Welche Varianten zum DDR-Klassiker passen
Die puristische Version mit Hefeteig und Butterstreuseln ist für mich die überzeugendste. Trotzdem lässt sich das Rezept problemlos abwandeln, solange der Belag nicht so feucht wird, dass der Hefeboden durchweicht.
| Variante | So wird sie verwendet | Was sich verändert |
|---|---|---|
| Apfel-Streuselkuchen | 2 bis 3 säuerliche Äpfel dünn schneiden und unter die Streusel legen. | Der Kuchen wird fruchtiger und saftiger. |
| Kirsch-Streuselkuchen | Abgetropfte Sauerkirschen gleichmäßig auf dem Teig verteilen. | Die Säure gleicht die süßen Streusel gut aus. |
| Pudding-Streuselkuchen | Vanillepudding vollständig abkühlen lassen und dünn aufstreichen. | Die Mitte wird cremig, braucht aber etwas mehr Backzeit. |
| Quark-Streuselkuchen | Eine dünne Quarkschicht mit Vanille und Zitronenschale ergänzen. | Der Kuchen schmeckt frischer, aber weniger schlicht. |
Bei Obst aus dem Glas lasse ich die Früchte immer sehr gut abtropfen. Überschüssige Flüssigkeit ist der schnellste Weg zu einem matschigen Boden. Bei frischen Äpfeln hilft es, besonders saftige Sorten nicht zu dick zu schneiden.

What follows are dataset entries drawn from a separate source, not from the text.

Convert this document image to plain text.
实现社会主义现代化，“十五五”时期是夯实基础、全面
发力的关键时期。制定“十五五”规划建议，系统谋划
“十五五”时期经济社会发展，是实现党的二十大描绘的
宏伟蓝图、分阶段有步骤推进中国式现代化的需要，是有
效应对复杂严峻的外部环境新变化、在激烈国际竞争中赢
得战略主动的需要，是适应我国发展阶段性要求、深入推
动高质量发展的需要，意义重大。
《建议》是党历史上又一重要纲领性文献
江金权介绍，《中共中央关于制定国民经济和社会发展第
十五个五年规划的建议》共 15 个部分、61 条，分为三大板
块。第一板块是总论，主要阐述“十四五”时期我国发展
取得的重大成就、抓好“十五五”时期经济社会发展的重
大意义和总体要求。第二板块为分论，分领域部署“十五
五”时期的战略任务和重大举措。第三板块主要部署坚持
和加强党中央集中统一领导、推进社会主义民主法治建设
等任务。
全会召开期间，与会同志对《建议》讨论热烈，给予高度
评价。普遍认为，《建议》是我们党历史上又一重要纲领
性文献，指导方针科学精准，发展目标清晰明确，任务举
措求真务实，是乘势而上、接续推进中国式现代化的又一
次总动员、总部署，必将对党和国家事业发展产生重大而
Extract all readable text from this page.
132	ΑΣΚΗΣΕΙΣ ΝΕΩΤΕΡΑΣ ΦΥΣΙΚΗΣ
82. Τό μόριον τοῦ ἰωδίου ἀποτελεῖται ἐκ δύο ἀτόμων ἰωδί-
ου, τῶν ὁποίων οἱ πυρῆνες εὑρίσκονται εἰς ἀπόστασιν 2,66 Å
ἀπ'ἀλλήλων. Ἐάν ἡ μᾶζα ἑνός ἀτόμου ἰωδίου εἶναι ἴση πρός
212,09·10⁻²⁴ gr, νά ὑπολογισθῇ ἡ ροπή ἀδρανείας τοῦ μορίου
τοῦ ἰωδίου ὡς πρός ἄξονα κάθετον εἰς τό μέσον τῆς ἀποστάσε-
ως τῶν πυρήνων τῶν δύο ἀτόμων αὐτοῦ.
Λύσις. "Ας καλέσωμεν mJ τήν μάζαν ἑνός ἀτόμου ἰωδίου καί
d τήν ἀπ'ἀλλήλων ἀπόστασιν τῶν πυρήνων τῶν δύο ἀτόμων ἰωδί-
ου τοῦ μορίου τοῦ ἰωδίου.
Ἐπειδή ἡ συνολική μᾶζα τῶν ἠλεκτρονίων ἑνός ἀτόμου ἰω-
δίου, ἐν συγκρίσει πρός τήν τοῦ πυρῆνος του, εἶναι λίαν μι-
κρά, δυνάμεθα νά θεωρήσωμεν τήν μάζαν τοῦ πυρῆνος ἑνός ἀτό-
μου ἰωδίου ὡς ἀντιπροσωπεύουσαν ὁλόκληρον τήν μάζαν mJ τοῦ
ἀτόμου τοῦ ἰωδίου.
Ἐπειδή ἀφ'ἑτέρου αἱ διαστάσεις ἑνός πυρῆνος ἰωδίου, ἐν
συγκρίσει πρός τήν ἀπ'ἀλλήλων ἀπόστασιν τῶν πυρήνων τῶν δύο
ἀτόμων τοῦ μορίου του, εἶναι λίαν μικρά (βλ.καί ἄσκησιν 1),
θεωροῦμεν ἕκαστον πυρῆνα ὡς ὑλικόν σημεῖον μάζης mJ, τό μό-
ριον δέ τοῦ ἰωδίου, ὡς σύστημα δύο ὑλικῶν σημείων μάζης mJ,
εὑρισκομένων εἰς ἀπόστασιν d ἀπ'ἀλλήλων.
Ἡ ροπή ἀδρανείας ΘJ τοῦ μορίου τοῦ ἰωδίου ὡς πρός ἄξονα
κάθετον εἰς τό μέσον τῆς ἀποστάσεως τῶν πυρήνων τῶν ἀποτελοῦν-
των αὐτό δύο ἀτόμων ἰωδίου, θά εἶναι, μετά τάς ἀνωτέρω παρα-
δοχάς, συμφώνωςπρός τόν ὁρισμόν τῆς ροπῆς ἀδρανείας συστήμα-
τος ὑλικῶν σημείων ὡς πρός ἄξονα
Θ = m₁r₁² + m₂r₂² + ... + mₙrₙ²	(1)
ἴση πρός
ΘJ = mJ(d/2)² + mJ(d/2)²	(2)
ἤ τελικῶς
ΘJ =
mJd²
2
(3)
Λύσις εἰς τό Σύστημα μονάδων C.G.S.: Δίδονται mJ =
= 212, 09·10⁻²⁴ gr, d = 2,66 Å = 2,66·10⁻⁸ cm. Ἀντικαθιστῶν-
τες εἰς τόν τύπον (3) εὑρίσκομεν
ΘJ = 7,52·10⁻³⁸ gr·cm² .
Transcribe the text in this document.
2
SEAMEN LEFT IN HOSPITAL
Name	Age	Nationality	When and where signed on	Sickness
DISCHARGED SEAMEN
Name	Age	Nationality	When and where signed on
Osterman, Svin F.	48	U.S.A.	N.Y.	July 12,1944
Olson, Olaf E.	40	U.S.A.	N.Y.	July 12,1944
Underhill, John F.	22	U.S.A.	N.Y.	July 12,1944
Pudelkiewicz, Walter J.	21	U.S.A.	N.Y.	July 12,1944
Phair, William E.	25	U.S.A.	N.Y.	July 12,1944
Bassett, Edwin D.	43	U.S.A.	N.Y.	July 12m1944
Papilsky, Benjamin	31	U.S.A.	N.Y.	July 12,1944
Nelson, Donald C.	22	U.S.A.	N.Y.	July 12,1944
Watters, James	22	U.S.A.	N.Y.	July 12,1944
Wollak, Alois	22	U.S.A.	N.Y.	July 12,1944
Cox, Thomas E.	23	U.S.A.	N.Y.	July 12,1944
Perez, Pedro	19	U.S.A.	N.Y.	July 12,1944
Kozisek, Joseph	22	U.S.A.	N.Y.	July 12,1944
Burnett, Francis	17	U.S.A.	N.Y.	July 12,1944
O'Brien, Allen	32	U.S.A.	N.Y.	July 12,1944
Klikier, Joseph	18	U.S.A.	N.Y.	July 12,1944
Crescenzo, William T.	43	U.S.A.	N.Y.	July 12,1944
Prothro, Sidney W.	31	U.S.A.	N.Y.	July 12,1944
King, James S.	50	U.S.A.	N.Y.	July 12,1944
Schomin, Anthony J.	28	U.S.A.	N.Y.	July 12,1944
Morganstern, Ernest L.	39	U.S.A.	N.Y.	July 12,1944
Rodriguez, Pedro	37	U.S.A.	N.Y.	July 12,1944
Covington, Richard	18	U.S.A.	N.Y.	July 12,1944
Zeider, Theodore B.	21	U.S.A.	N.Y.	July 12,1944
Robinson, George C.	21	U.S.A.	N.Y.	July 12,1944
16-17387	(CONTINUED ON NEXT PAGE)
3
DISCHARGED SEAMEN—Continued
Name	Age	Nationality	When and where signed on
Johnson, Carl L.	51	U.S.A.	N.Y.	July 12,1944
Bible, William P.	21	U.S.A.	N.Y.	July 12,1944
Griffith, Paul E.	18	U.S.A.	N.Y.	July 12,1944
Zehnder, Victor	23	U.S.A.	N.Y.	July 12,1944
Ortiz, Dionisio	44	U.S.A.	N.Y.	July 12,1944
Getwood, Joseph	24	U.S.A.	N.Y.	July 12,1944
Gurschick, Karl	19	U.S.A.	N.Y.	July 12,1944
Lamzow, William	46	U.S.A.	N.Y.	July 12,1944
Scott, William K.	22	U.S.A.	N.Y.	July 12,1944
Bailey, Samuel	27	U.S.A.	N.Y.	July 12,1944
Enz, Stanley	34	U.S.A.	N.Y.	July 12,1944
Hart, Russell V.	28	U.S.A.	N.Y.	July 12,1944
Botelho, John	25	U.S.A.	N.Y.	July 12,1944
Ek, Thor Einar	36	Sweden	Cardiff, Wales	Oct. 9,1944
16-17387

Zimt passt gut zu Äpfeln und Pflaumen, gehört aber nicht zwingend in die klassische Streuselmasse. Ich gebe höchstens einen halben Teelöffel dazu, damit der Buttergeschmack nicht überdeckt wird. Nüsse würde ich nur sparsam verwenden, wenn der vertraute Geschmack im Vordergrund bleiben soll.
So bleibt der Kuchen bis zum nächsten Tag gut
Frisch schmeckt der Streuselkuchen am besten, sobald er nur noch lauwarm ist. Für die Kaffeetafel am nächsten Tag lasse ich ihn vollständig auskühlen und bewahre ihn gut abgedeckt bei Raumtemperatur auf. Im Kühlschrank wird der Hefeteig schneller fest.Die Stücke lassen sich außerdem problemlos einfrieren. Ich friere sie einzeln auf einem Brett vor und verpacke sie danach luftdicht. Zum Auftauen reichen bei Raumtemperatur etwa 60 bis 90 Minuten; anschließend wird die Streuselschicht im warmen Ofen bei 150 °C wieder leicht knusprig.
Für einen besonders traditionellen Eindruck schneide ich den Kuchen nicht zu klein. Großzügige Rechtecke zeigen das Verhältnis, auf das es hier ankommt: weicher Hefeboden, saftige Butter und eine dicke Krümelkruste. Mehr braucht dieser Klassiker eigentlich nicht.
Ein Blech, das nach Sonntagnachmittag schmeckt
Wenn ich den Geschmack alter DDR-Rezepte treffen möchte, konzentriere ich mich auf drei Dinge. Der Hefeteig braucht Zeit, die Streusel brauchen kalte Butter und der Kuchen darf nicht zu dunkel werden. Diese einfachen Regeln sind wichtiger als jedes zusätzliche Aroma.
Ob pur, mit Sauerkirschen oder mit einer dünnen Puddingschicht, der Kuchen bleibt unkompliziert und gut vorzubereiten. Am überzeugendsten finde ich die schlichte Variante frisch aus dem Ofen, eventuell mit einem kleinen Schuss Sahne über den heißen Streuseln. So entsteht genau jener saftige, buttrige Blechkuchen, der nach Großmutters Küche schmeckt und trotzdem zuverlässig gelingt.